For no clear reason, a major highway was closed during morning rush hour today. Police officers and vehicles blocked entrances as seen above. Other sections were merely closed with barricades and steel cables:
One entrance was even blocked by a civilian car with the trunk open:
The result was a massive pileup, adding an extra half hour to the morning commute for thousands of drivers coming from the suburbs to Beirut.
I finally found one entrance to the highway through an alley that was not blocked so I decided to have a look. Turned out, the road was totally empty, no hazards, no construction, no road works:
We drove along the road for about two kilometers until a police man appeared and again directed us off the highway. He seemed alarmed and told me to exit quickly. “Why is the road closed,” I asked. “I don’t know, we just have orders to close it,” he replied.

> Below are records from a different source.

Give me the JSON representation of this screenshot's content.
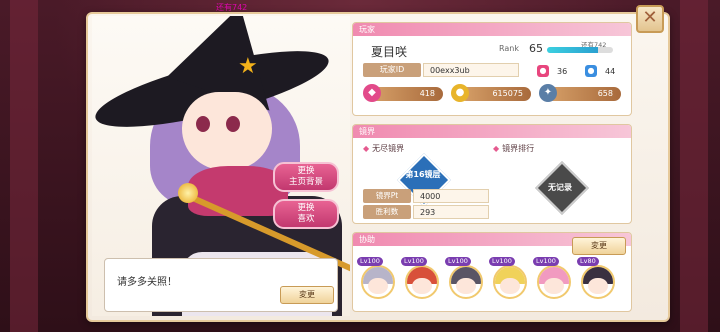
{
  "background": {
    "top_note": "还有742"
  },
  "close_button": {
    "icon": "close-icon",
    "glyph": "✕"
  },
  "portrait": {
    "buttons": [
      {
        "line1": "更换",
        "line2": "主页背景"
      },
      {
        "line1": "更换",
        "line2": "喜欢"
      }
    ]
  },
  "speech": {
    "text": "请多多关照！",
    "change_label": "変更"
  },
  "player_panel": {
    "header": "玩家",
    "name": "夏目咲",
    "rank_label": "Rank",
    "rank_value": "65",
    "xp_note": "还有742",
    "xp_fraction": 0.78,
    "id_label": "玩家ID",
    "id_value": "00exx3ub",
    "counts": [
      {
        "icon": "pink-face-icon",
        "value": "36",
        "color": "#e8467e"
      },
      {
        "icon": "blue-face-icon",
        "value": "44",
        "color": "#3a8ee0"
      }
    ],
    "resources": [
      {
        "icon": "gem-icon",
        "value": "418",
        "color": "#e24a8a"
      },
      {
        "icon": "coin-icon",
        "value": "615075",
        "color": "#e8b42a"
      },
      {
        "icon": "gear-item-icon",
        "value": "658",
        "color": "#5a7ea6"
      }
    ]
  },
  "mirror_panel": {
    "header": "镜界",
    "infinite_label": "无尽镜界",
    "ranking_label": "镜界排行",
    "floor_badge": "第16镜层",
    "stats": [
      {
        "label": "镜界Pt",
        "value": "4000"
      },
      {
        "label": "胜利数",
        "value": "293"
      }
    ],
    "no_record": "无记录"
  },
  "support_panel": {
    "header": "协助",
    "change_label": "変更",
    "members": [
      {
        "lv": "Lv100",
        "hair": "#b7b4c9"
      },
      {
        "lv": "Lv100",
        "hair": "#d8503a"
      },
      {
        "lv": "Lv100",
        "hair": "#5a5565"
      },
      {
        "lv": "Lv100",
        "hair": "#f0d25a"
      },
      {
        "lv": "Lv100",
        "hair": "#f19ac0"
      },
      {
        "lv": "Lv80",
        "hair": "#3a3040"
      }
    ]
  }
}
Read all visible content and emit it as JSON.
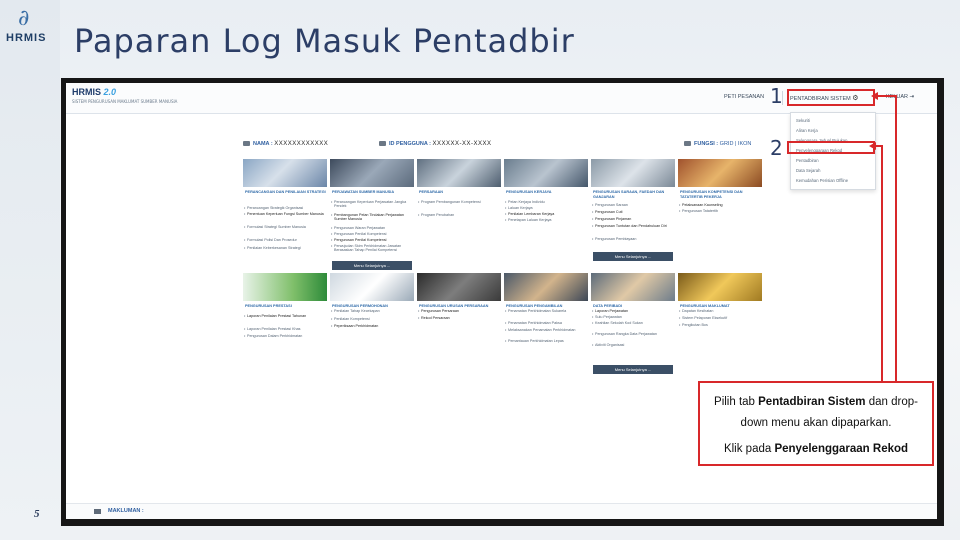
{
  "slide": {
    "title": "Paparan Log Masuk Pentadbir",
    "page_number": "5",
    "logo_text": "HRMIS",
    "step1": "1",
    "step2": "2"
  },
  "app": {
    "brand": "HRMIS",
    "version": "2.0",
    "brand_subtitle": "SISTEM PENGURUSAN MAKLUMAT SUMBER MANUSIA",
    "header": {
      "peti_pesanan": "PETI PESANAN",
      "pentadbiran_sistem": "PENTADBIRAN SISTEM",
      "keluar": "KELUAR"
    },
    "dropdown_items": [
      "Sekuriti",
      "Aliran Kerja",
      "Selenggara Jadual Rujukan",
      "Penyelenggaraan Rekod",
      "Pentadbiran",
      "Data Sejarah",
      "Kemudahan Perisian Offline"
    ],
    "info": {
      "nama_label": "NAMA :",
      "nama_value": "XXXXXXXXXXXX",
      "id_label": "ID PENGGUNA :",
      "id_value": "XXXXXX-XX-XXXX",
      "fungsi_label": "FUNGSI :",
      "fungsi_grid": "GRID",
      "fungsi_sep": "|",
      "fungsi_ikon": "IKON"
    },
    "tiles_row1": [
      {
        "title": "PERANCANGAN DAN PENILAIAN STRATEGI",
        "items": [
          "Perancangan Strategik Organisasi",
          "Penentuan Keperluan Fungsi Sumber Manusia",
          "Formulasi Strategi Sumber Manusia",
          "Formulasi Polisi Dan Prosedur",
          "Penilaian Keberkesanan Strategi"
        ]
      },
      {
        "title": "PERJAWATAN SUMBER MANUSIA",
        "items": [
          "Perancangan Keperluan Perjawatan Jangka Pendek",
          "Pembangunan Pelan Tindakan Perjawatan Sumber Manusia",
          "Pengurusan Waran Perjawatan",
          "Pengurusan Penilai Kompetensi",
          "Pengurusan Penilai Kompetensi",
          "Perwujudan Skim Perkhidmatan Jawatan Berasaskan Tahap Penilai Kompetensi"
        ]
      },
      {
        "title": "PERSARAAN",
        "items": [
          "Program Pembangunan Kompetensi",
          "Program Perubahan"
        ]
      },
      {
        "title": "PENGURUSAN KERJAYA",
        "items": [
          "Pelan Kerjaya Individu",
          "Laluan Kerjaya",
          "Penilaian Lembaran Kerjaya",
          "Penetapan Laluan Kerjaya"
        ]
      },
      {
        "title": "PENGURUSAN SARAAN, FAEDAH DAN GANJARAN",
        "items": [
          "Pengurusan Saraan",
          "Pengurusan Cuti",
          "Pengurusan Pinjaman",
          "Pengurusan Tuntutan dan Pendahuluan Diri",
          "Pengurusan Pembiayaan"
        ]
      },
      {
        "title": "PENGURUSAN KOMPETENSI DAN TATATERTIB PEKERJA",
        "items": [
          "Pelaksanaan Kaunseling",
          "Pengurusan Tatatertib"
        ]
      }
    ],
    "more_label": "Menu Selanjutnya ...",
    "tiles_row2": [
      {
        "title": "PENGURUSAN PRESTASI",
        "items": [
          "Laporan Penilaian Prestasi Tahunan",
          "Laporan Penilaian Prestasi Khas",
          "Pengurusan Dalam Perkhidmatan"
        ]
      },
      {
        "title": "PENGURUSAN PERMOHONAN",
        "items": [
          "Penilaian Tahap Kecekapan",
          "Penilaian Kompetensi",
          "Peperiksaan Perkhidmatan"
        ]
      },
      {
        "title": "PENGURUSAN URUSAN PERSARAAN",
        "items": [
          "Pengurusan Persaraan",
          "Rekod Persaraan"
        ]
      },
      {
        "title": "PENGURUSAN PENGAMBILAN",
        "items": [
          "Penamatan Perkhidmatan Sukarela",
          "Penamatan Perkhidmatan Paksa",
          "Melaksanakan Penamatan Perkhidmatan",
          "Pemantauan Perkhidmatan Lepas"
        ]
      },
      {
        "title": "DATA PERIBADI",
        "items": [
          "Laporan Perjawatan",
          "Sulu Perjawatan",
          "Keahlian Sekolah Kod Sukan",
          "Pengurusan Rangka Data Perjawatan",
          "Aktiviti Organisasi"
        ]
      },
      {
        "title": "PENGURUSAN MAKLUMAT",
        "items": [
          "Dapatan Kesihatan",
          "Sistem Pelaporan Eksekutif",
          "Pengikutan Bos"
        ]
      }
    ],
    "footer_label": "MAKLUMAN :"
  },
  "callout": {
    "line1_pre": "Pilih tab ",
    "line1_bold": "Pentadbiran Sistem",
    "line1_post": " dan drop-",
    "line2": "down menu akan dipaparkan.",
    "line3_pre": "Klik pada ",
    "line3_bold": "Penyelenggaraan Rekod"
  },
  "colors": {
    "highlight": "#d8282a",
    "title": "#2c3e66",
    "link": "#2f5fa0"
  }
}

One thing is clear: there’s been a lot of security on the roads today as politicians scurry around to their respective houses to negotiate cabinet positions, or as many Lebanese say “to cut the cake” (of corruption).
Could it be that the highway was closed to allow politicians to travel quickly to expedite their business dealings without having to get stuck in the traffic that average citizens have to face on a daily basis? In fact, politicians regularly create massive traffic jams with their fleets of convoys or by blocking busy roads around their houses for “security purposes.”
Maybe it’s time someone did some calculations to find out how many hours average Lebanese spend in traffic to make life easier for politicians. With the same politicians failing to provide Lebanese citizens with the most basic services such as water, electricity or public transportation, would their ease of movements survive a true cost-benefit analysis?
Or maybe politicians could pick up the phone sometimes or use Skype? Would any of them sacrifice face time and portfolio negotiations for the greater good?